The primary visual difference is the width of the shapes/lines. and the visibility of the shapes of individual cells. (The latter is where the named tied weaves come in.) The apparent "clarity" of the larger shapes can be manipulated by colors, in making them sharper or duller. There may be difference in the texture of the cloth with increased use of 60/2, but I can't be certain until I sample.
 
My understanding at this stage in considering 60/2 for Shafts 1 and 2 depends on: 1) the desired color effect/interaction; 2) structural/functional differences, if any, to suit the purpose, e.g. scarf vs bag; 3) textural difference, if any.    

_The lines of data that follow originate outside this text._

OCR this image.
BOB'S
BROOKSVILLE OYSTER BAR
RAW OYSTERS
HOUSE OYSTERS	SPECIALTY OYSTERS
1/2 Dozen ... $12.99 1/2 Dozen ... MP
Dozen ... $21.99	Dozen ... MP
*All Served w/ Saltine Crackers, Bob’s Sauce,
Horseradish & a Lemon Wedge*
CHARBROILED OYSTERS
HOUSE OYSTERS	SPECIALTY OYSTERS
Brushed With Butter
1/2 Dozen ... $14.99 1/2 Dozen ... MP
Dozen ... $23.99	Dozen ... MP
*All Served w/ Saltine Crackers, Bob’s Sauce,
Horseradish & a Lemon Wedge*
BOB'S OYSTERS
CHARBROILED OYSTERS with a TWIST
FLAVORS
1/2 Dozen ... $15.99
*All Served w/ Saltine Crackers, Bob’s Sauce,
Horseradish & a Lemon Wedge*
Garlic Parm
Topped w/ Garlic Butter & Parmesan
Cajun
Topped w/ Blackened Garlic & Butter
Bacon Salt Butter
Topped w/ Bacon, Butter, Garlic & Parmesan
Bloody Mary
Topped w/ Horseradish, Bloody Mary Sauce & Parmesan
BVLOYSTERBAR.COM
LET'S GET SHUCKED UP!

* This style would suit over-decoration, e.g. beads, embroidery, etc, as well as just the cloth.  

* I am most keen to work on more pieces in this style, but if scarves, would make them shorter, 150-180cm, though wider is also an option. 
 
* In addition to flashy colors, I'm keen to weave a few with gazillion variations in monochrome or in a narrow band of analogous colors. 
 
* My favorite lifting mechanism on table looms is usually levers-in-front, as in an Ashford.
But this loom's system works well in this style of weaving where I usually chose Shafts 3 to 8 geometrically, such as two at a time clockwise, without paying attention too which number shafts are up/down in a particular shed, other than 1 and 2. 
This loom is "Tekoteko", a NZ brand. I had never heard of it until I checked yesterday. Shaft 1 lever is left front; 2 on the right; 3, second from the front on the left, etc. 

* That I can recall, I've only woven two pieces in cotton on this loom, and the loom and the fiber are a compatible because I can pull the tension to crazy-tight. Ashford's soft tension suits cashmere, on the other hand, producing much fluffier pieces than the floor looms. I may dedicate these two table looms for these two distinct fibers, while leaving Klick for experimentation, sampling and study. 
 
While seated, Klick's lifting system is impossible to see and bigger numbered shafts unreachable, and the loom height is on the low side for prolonged standing weaving. On the + side, the loom has 16 shafts and is easy to rethread, so is well-suited to sampling including projects intended for the big loom. So, clarifying the primary use/purpose of my table looms makes good sense, and should help plan stash reorg. 

And this project was supposed to be all about color interaction. AHAHAHAHA. I've left the weft heads/tails hanging from the selvedges for some more looking.

1 comment:

  1. Turns out I wove my first shadow weave on Tekoteko in cashmere in 2008. Shadow weave... might revisit that another time.